Arizona contains many large Native American reservations. The Navajo Nation opts in to observing Daylight Saving time, while the Hopi Reservation, just like the state of Arizona, opts out of observing Daylight Saving. In a topological configuration that China Miéville would envy, the Hopi Reservation is entirely contained within the Navajo Nation.

…driving the length of Arizona State Route 264 east from Tuba City while DST is in place involves six time zone changes in less than 100 miles (160 km).

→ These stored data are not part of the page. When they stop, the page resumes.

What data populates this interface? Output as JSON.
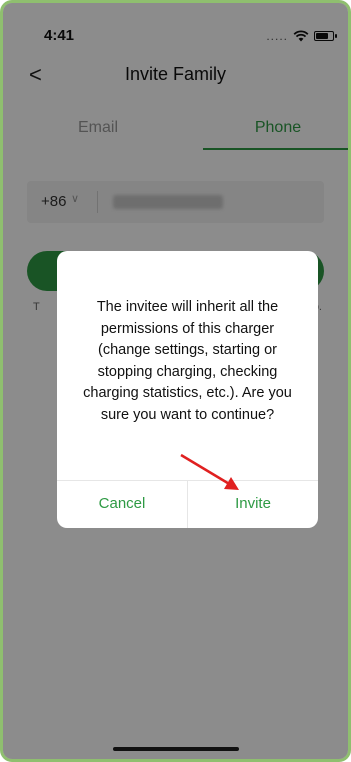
{
  "status_bar": {
    "time": "4:41",
    "signal": "....."
  },
  "nav": {
    "back": "<",
    "title": "Invite Family"
  },
  "tabs": [
    {
      "label": "Email",
      "active": false
    },
    {
      "label": "Phone",
      "active": true
    }
  ],
  "phone_input": {
    "country_code": "+86",
    "chevron": "∨"
  },
  "hint": {
    "left": "T",
    "right": "o."
  },
  "dialog": {
    "message": "The invitee will inherit all the permissions of this charger (change settings, starting or stopping charging, checking charging statistics, etc.). Are you sure you want to continue?",
    "cancel_label": "Cancel",
    "invite_label": "Invite"
  },
  "colors": {
    "accent": "#2e9a44",
    "annotation_arrow": "#e02020"
  }
}
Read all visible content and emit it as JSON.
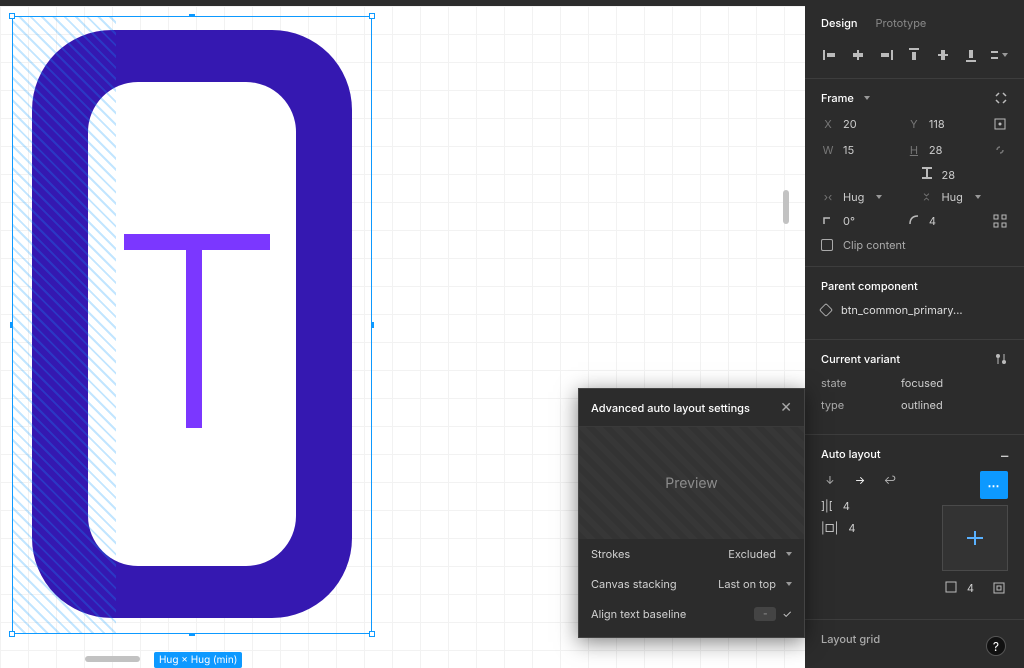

I am about 105 km from the edge of the Navajo Nation. The max range of a cell tower should be around 40 km. I believe that is too far for my iPhone to mistake I’m in the Navajo Nation, and this time zone flipping is entirely a confusion about the Utah border. Right now, if I look at iOS’ Date & Time settings, it reports me in the “Phoenix” time zone.

I tried to get more detailed information for how my iPhone thinks of its time zone using the lovely diagnostic app Lirum Info Lite. Incredibly, each time I open the section containing time and region info, the app crashes.

The kitchen contains 3 appliances: an analog wall clock, a microwave and an oven. The analog wall clock is set to the correct Arizona time, whereas the microwave and oven are set to one hour later. Presumably, these modern digital appliances were purchased at the nearest large city north of the border, and have their own internal model of the world, which includes changing Daylight Saving Time as a fixed constant.

PS. To expand the theme of atemporality, the nearest town to me is Colorado City, one of the last headquarters of a fundamentalist polygamist cult, who seem to fit better in the 1800s. This reminds me of a side plot in Greg Egan’s Schild’s Ladder, where a generation ship is launched before more modern space travel is discovered; wherever the generation ship’s “Anachronauts” travel, at a much slower speed than all other humans, their moral value system is increasingly out of date; they are stuck traveling forever in aspiration of returning to a irrelevant constant.